Carbofuran-induced neurochemical and neurobehavioral alterations in rats: attenuation by N-acetylcysteine.

Carbofuran, a widely used carbamate pesticide, has been reported to cause neurotoxicity. However, the underlying mechanisms involved in carbofuran neurotoxicity are not well understood. The present study was envisaged to investigate the possible role of oxidative stress in carbofuran neurotoxicity and to evaluate the protective effects of N-acetylcysteine (NAC). Acetylcholinesterase activity was significantly inhibited in all the regions of brain after carbofuran exposure (1 mg/kg body weight, orally, for 28 days). NAC, on the other hand, was found to partially restore the activity of acetylcholinesterase in carbofuran treated animals. Carbofuran exposure resulted in increased lipid peroxidation (LPO) in brain regions accompanied by decreased levels of glutathione. NAC administration to the carbofuran exposed animals lowered LPO along with partial repletion in glutathione levels. Concomitantly, the activities of superoxide dismutase, catalase, glutathione peroxidase and glutathione reductase were significantly decreased after carbofuran exposure, while no significant change in the activity of glutathione-S-transferase was observed. NAC treatment to carbofuran treated rats resulted in protective effect on the activities of these enzymes. Marked impairment in the motor function was seen following carbofuran exposure, which is evident by significant decrease in the retention time of the rats on rotating rods. Cognitive deficits were also seen after carbofuran exposure as indicated by the significant decrease in active avoidance response. NAC treatment significantly improved the carbofuran-induced neurobehavioral deficits. The results clearly demonstrate that carbofuran exerts its neurotoxic effects by accentuating oxidative stress and suggest neuroprotective role of NAC in carbofuran neurotoxicity.

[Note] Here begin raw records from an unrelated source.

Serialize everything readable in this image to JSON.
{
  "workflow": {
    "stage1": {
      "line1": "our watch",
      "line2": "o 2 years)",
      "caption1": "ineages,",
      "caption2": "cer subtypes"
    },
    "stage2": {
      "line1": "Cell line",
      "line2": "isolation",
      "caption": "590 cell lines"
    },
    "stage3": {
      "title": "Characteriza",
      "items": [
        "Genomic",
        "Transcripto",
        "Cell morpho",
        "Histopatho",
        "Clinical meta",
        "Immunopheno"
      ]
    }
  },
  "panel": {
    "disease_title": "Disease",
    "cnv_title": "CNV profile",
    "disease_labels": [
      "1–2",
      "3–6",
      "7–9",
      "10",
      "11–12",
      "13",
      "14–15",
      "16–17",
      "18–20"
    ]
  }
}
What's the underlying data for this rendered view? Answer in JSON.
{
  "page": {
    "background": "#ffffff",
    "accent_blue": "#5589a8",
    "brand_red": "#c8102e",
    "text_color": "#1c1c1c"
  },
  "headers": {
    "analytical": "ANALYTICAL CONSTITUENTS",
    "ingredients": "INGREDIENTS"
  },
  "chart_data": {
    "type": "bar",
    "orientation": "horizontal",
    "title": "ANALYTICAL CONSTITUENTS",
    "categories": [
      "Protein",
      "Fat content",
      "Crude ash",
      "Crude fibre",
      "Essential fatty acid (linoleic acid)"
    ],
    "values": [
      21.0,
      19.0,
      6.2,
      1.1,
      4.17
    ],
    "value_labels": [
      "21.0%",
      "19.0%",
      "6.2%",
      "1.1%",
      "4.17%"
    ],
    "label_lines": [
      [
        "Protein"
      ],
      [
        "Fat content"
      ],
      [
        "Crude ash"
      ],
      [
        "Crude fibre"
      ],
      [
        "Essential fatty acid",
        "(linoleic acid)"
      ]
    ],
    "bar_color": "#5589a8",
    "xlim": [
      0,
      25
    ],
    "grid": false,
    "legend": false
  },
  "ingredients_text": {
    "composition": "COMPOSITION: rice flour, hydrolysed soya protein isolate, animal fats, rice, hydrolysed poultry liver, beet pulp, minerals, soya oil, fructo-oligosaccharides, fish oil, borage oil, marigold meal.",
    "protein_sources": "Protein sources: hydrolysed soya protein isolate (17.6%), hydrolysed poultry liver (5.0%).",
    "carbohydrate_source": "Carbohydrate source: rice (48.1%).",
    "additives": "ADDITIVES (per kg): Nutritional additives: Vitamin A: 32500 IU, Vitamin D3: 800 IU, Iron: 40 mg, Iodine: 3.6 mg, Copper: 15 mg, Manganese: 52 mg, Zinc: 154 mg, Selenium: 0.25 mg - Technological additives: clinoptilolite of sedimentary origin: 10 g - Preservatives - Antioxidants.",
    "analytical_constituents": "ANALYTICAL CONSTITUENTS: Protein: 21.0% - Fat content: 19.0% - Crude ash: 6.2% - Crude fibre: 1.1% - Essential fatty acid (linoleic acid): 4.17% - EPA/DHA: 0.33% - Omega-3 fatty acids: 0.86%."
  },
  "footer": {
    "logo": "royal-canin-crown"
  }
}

N-acetylcysteine ameliorates carbofuran-induced alterations in lipid composition and activity of membrane bound enzymes.

The present work investigates the protective effects of N-acetylcysteine (NAC) on carbofuran-induced alterations in lipid composition and activity of membrane bound enzymes (Na+-K+-ATPase and Ca2+-ATPase) in the rat brain. Animals were exposed to carbofuran at a dose of 1 mg/kg body weight, orally, for a period of 28 days. A significant increase in lipid peroxidation in terms of TBARS was observed in brain after carbofuran exposure. NAC administration (200 mg/kg body weight) on the other hand lowered the carbofuran-induced lipid peroxidation to near normal. The increased lipid peroxidation following carbofuran exposure was accompanied by a significant decrease in the levels of total lipids, which is attributed to the reduction in phospholipid levels. Furthermore, NAC administration had a beneficial effect on carbofuran-induced alterations in lipid composition. The ratio of cholesterol to phospholipid, a major determinant of membrane fluidity, was increased in response to carbofuran exposure. This was associated with decreased activity of Na+-K+-ATPase and Ca2+-ATPase. NAC was observed to offer protection by restoring the cholesterol to phospholipid ratio along with the activity of Na+-K+-ATPase and Ca2+-ATPase. The results clearly suggest that carbofuran exerts its neurotoxic effects by increasing lipid peroxidation, altering lipid composition and activity of membrane bound enzymes. NAC administration ameliorated the effects of carbofuran suggesting its potential therapeutic effects in carbofuran neurotoxicity.